A pandemia está baixando, mas o futuro do Réiveillon ainda é incerto

    Variante Delta já não é a maior preocupação. Terror agora é a Lota, vinda dos EUA

    Leo Prates, secretário municipal de Saúde (Foto: Matheus Morais/bahia.ba)
    Leo Prates, secretário municipal de Saúde (Foto: Matheus Morais/bahia.ba)

     

    Os números negativos da pandemia estão baixando, e já tem muita gente aí vendendo pacotes para o Réveillon, mas Rui Costa pede cautela; diz que a situação ainda requer muitos cuidados, e Leo Prates (foto), secretário de Saúde em Salvador, assina embaixo: o cenário é de incertezas mesmo.

    Leo diz que os maus sinais vêm de países como EUA, China e Israel, que liberaram o uso de máscara e agora estão recuando.
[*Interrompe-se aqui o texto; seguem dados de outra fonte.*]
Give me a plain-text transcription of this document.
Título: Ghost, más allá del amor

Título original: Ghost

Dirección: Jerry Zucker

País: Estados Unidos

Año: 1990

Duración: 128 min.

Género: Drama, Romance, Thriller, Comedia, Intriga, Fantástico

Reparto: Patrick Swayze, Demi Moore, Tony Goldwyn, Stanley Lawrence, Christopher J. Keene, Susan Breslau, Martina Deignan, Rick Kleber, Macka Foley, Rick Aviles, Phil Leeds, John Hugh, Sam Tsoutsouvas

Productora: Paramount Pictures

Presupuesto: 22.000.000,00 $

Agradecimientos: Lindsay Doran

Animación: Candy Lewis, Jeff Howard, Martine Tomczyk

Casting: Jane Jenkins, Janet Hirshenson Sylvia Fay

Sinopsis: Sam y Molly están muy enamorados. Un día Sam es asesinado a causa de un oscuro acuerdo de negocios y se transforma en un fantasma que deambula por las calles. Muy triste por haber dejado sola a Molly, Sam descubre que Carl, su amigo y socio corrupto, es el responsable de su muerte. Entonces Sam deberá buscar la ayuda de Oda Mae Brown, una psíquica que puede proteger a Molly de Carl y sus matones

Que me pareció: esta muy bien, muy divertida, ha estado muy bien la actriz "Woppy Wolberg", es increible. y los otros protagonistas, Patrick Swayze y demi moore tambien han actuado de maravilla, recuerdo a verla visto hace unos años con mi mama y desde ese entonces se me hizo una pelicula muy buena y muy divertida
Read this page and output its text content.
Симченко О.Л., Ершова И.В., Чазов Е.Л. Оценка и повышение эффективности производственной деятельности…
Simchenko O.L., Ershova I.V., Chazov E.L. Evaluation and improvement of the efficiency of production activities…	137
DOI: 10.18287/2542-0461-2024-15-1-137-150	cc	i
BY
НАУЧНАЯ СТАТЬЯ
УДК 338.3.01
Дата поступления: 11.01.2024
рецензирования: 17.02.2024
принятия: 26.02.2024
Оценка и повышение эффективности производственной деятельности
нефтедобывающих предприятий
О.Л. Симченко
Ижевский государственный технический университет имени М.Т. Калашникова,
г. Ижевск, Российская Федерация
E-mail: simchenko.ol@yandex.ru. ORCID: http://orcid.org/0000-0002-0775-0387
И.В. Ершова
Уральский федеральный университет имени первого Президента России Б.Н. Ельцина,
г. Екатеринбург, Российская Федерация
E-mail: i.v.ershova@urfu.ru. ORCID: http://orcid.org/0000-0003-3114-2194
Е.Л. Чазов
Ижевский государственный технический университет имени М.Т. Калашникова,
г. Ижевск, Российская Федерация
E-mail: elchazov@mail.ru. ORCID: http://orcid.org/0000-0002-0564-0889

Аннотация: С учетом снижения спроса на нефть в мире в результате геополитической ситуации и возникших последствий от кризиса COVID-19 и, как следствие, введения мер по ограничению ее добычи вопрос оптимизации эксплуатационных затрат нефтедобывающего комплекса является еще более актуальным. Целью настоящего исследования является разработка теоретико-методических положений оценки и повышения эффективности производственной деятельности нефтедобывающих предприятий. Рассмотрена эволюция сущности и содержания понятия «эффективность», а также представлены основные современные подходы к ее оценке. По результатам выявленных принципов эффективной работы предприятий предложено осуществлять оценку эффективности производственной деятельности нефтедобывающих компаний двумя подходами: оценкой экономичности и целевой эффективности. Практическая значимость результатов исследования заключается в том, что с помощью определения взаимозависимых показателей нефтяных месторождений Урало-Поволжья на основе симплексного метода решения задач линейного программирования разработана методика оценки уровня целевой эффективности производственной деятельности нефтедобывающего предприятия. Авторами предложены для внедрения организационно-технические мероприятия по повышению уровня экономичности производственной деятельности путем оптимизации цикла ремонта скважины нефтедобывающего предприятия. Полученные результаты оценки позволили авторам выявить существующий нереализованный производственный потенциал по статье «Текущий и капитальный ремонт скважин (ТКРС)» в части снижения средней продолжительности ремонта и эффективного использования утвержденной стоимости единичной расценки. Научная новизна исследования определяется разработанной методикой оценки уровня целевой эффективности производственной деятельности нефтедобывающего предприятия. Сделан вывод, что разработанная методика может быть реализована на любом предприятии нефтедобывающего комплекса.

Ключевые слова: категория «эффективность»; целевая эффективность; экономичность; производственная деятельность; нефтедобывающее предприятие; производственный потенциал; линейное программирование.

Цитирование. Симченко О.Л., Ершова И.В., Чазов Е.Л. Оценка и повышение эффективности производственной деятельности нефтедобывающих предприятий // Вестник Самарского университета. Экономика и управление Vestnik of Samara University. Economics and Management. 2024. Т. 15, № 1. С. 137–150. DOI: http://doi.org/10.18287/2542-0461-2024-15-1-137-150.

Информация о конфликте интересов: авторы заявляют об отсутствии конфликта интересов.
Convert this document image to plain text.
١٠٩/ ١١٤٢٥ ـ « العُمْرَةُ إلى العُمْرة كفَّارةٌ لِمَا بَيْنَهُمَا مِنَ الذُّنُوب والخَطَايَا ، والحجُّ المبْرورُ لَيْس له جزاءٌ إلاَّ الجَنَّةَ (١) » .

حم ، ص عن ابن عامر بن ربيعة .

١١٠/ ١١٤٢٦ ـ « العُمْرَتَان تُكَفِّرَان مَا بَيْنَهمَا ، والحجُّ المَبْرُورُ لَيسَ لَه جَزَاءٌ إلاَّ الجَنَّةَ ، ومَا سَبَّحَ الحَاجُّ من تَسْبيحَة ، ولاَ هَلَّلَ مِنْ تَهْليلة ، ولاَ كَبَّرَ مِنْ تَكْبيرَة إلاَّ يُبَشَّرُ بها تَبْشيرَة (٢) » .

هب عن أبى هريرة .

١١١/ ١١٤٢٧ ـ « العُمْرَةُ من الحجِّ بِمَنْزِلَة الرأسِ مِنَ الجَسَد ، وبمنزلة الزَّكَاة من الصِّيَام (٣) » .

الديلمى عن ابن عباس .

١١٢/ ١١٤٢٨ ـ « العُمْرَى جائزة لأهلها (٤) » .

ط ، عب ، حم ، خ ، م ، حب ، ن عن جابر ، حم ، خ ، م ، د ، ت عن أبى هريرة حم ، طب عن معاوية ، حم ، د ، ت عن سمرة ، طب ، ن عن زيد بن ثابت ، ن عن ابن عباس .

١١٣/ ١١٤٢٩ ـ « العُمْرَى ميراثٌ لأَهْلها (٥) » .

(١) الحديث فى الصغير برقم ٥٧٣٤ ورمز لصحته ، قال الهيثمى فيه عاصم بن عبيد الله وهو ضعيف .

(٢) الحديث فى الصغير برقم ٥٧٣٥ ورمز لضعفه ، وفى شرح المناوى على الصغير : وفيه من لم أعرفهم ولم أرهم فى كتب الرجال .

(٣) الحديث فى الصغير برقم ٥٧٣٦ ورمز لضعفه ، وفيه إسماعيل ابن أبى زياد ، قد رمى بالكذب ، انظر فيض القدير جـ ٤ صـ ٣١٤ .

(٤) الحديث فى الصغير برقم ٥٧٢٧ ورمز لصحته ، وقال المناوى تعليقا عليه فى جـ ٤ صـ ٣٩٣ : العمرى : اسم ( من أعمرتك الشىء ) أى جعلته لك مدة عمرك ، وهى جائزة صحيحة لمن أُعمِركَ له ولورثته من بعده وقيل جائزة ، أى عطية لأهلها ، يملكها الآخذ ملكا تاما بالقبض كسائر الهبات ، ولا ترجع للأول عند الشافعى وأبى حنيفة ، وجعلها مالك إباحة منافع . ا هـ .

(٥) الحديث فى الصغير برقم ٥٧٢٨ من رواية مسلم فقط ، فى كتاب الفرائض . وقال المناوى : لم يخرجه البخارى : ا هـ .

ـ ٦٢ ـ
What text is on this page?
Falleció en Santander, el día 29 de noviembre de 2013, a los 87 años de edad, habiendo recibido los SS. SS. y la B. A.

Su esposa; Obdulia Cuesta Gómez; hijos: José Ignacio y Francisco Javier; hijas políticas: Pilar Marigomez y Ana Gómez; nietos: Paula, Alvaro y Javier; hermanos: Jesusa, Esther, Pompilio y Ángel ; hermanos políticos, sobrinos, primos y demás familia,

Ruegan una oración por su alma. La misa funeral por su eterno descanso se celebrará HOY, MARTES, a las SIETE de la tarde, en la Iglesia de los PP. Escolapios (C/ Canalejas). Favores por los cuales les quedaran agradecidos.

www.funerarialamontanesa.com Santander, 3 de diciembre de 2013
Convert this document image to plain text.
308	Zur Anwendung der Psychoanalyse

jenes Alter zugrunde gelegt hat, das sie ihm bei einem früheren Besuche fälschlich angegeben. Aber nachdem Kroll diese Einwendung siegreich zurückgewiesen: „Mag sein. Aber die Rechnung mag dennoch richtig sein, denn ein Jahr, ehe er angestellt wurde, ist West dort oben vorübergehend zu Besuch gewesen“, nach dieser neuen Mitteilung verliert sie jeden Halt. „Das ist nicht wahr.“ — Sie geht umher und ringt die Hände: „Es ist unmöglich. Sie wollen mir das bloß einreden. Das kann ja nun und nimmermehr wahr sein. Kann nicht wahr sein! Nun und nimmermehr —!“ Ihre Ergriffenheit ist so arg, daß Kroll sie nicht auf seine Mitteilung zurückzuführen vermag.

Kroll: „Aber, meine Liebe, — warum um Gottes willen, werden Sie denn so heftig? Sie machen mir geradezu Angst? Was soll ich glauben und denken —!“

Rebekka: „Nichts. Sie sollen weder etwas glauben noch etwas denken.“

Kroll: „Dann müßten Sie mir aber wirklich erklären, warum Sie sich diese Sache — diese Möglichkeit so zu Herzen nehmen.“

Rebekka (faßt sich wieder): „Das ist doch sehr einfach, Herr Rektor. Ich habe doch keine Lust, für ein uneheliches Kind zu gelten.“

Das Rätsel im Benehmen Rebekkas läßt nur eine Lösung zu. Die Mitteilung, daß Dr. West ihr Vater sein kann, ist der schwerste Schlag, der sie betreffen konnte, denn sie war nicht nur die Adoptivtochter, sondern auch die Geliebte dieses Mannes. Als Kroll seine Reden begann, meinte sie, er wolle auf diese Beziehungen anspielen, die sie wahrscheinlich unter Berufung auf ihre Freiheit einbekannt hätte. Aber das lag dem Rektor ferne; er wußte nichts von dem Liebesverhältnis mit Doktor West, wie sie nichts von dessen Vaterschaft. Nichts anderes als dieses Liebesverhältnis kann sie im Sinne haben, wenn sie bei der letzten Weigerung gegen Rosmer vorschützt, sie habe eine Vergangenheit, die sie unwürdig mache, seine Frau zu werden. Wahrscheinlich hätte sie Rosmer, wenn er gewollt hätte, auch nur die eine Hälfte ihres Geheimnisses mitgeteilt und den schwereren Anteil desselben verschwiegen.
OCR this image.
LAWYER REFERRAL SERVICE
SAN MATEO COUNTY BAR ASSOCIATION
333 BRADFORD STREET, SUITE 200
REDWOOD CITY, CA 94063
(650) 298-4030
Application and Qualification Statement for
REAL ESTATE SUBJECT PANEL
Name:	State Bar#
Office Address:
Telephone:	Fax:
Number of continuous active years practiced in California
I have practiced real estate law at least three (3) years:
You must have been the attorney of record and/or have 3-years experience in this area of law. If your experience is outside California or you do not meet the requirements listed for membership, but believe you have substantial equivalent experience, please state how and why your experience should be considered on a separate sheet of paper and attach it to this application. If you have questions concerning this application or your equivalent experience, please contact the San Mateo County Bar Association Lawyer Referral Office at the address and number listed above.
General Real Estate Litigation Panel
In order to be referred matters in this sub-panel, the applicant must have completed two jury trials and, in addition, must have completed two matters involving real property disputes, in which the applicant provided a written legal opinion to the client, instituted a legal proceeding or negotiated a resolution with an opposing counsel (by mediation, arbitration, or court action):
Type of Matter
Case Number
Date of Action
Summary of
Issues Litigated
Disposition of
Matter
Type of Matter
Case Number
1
No tempero da piora, vem dos EUA outra má notícia agregada, o aparecimento da variante Lota, 60% mais letal.

    — A questão é que as cepas se proliferam mais rápido do que as nossas possibilidades de vacinar. O mundo ainda não está produzindo vacinas suficientes para a demanda.

    Cenários

    Leo diz que, diante das circunstâncias atuais, pode se vislumbrar três cenários possíveis:

    1 — A pandemia regrediu, travou tudo de novo.

    2 — A pandemia foi superada, liberou geral.

    3 — A pandemia está sendo superada, mas o controle parcial da situação ainda é mais que necessário.

    Ele acha caminhamos mais para a terceira opção. Ou seja, a volta do Réveillon no estilo ‘velho normal’ só em 2023. Talvez. Também nessas circunstâncias, é claro que o Carnaval, já muito prejudicado, se complica mais. Leo diz que a melhor ideia até agora é a de Ivete Sangalo, de fazer num ambiente fechado com acesso controlado.

    — Fundamental é termos planejamento para tudo. E estamos nos organizando.